Marsh Chapel Summer Preaching Series Stresses Compassion
BU and outside preachers will draw lessons from Luke’s Gospel
After a bruising presidential primary season that saw the put-down lifted up to an art form, the Rev. Robert Allan Hill hopes Marsh Chapel’s 10th annual summer preacher series will offer an antidote.
The series kicks off Sunday, July 3, with the first of seven sermons on Luke’s Gospel and its central theme of compassion. The Lukan Horizon, as the series is named, seeks “to remember the compassion—the passion for compassion—in the person of Jesus the Christ,” says Hill, dean of Marsh Chapel. The Gospel stresses humanitarianism and forgiveness; it’s the only one of the four Gospels with the stories of the Good Samaritan and the Prodigal Son, and it is full of sympathetic portrayals of women.

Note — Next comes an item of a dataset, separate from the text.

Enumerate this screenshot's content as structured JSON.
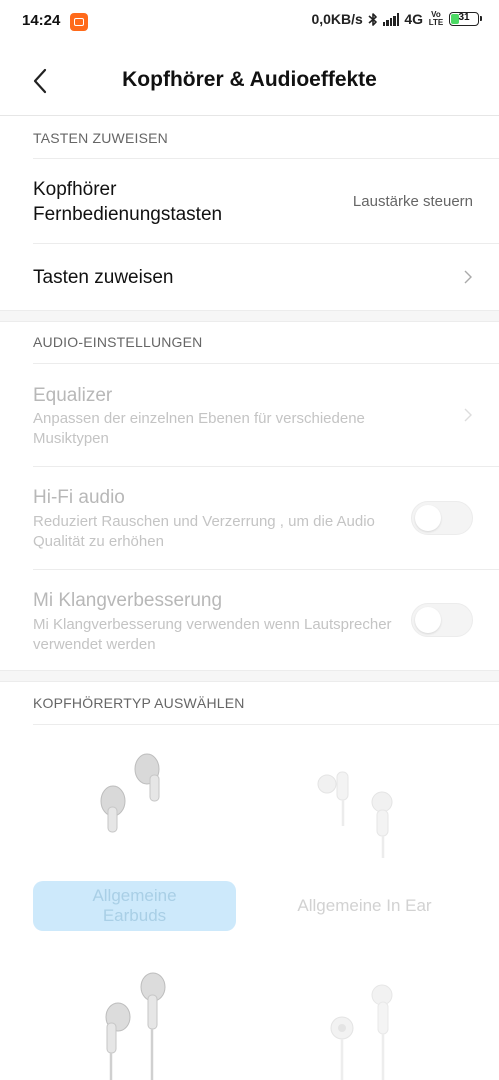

This message, Hill contends, contrasts with the “less than appealing and frankly appalling conditions of some parts of our culture that have been revealed in some ranges of the presidential campaign.” His own preaching over the past few months has referenced (without naming him) Donald Trump and his tendency to disparage his political opponents.
The compassion motif also echoes several recent Commencement addresses, Hill says, including the Baccalaureate talk this spring by Peace Corps director Carrie Hessler-Radelet (CAS’79, Hon.’16), who called on BU graduates to “embrace the cause of humanity with optimism and enthusiasm.”
Brother Lawrence Whitney (STH’09,’11,’18), University chaplain for community life, will preach the first sermon of the series on Sunday. His topic, Making Our Way Ritually, will compare Luke’s story about the road to Emmaus (where the resurrected Jesus appeared to two disciples and interpreted scripture for them) to text from the Confucian Book of Rites.
Hill will preach at the August 7 service. The other summer homilists will be:
- July 10, Jessica Chicka (STH’07,’11,’17), University chaplain for international students;
- July 17 and 24, Lawrence E. Carter (STH’68,’70,’79), dean of the Martin Luther King, Jr., International Chapel at Morehouse College;
- July 31, Mark Y. A. Davies (STH’01), Wimberly Professor of Social and Ecological Ethics at Oklahoma City University; and
- August 14, the Rev. Susan S. Shafer, retired senior minister at Asbury First United Methodist Church in Rochester, N.Y.
Past summer themes have included the concept of the Beloved Community of Martin Luther King, Jr. (GRS’55, Hon.’59) last year and what the gospels can teach young adults in 2014. The summer preaching series, launched a decade ago, aims in part to reach BU students who attend Marsh worship during the academic year and listen to its summer services on the internet or WBUR 90.9 FM, BU’s National Public Radio station. The Marsh Chapel service is held each Sunday at 11 a.m.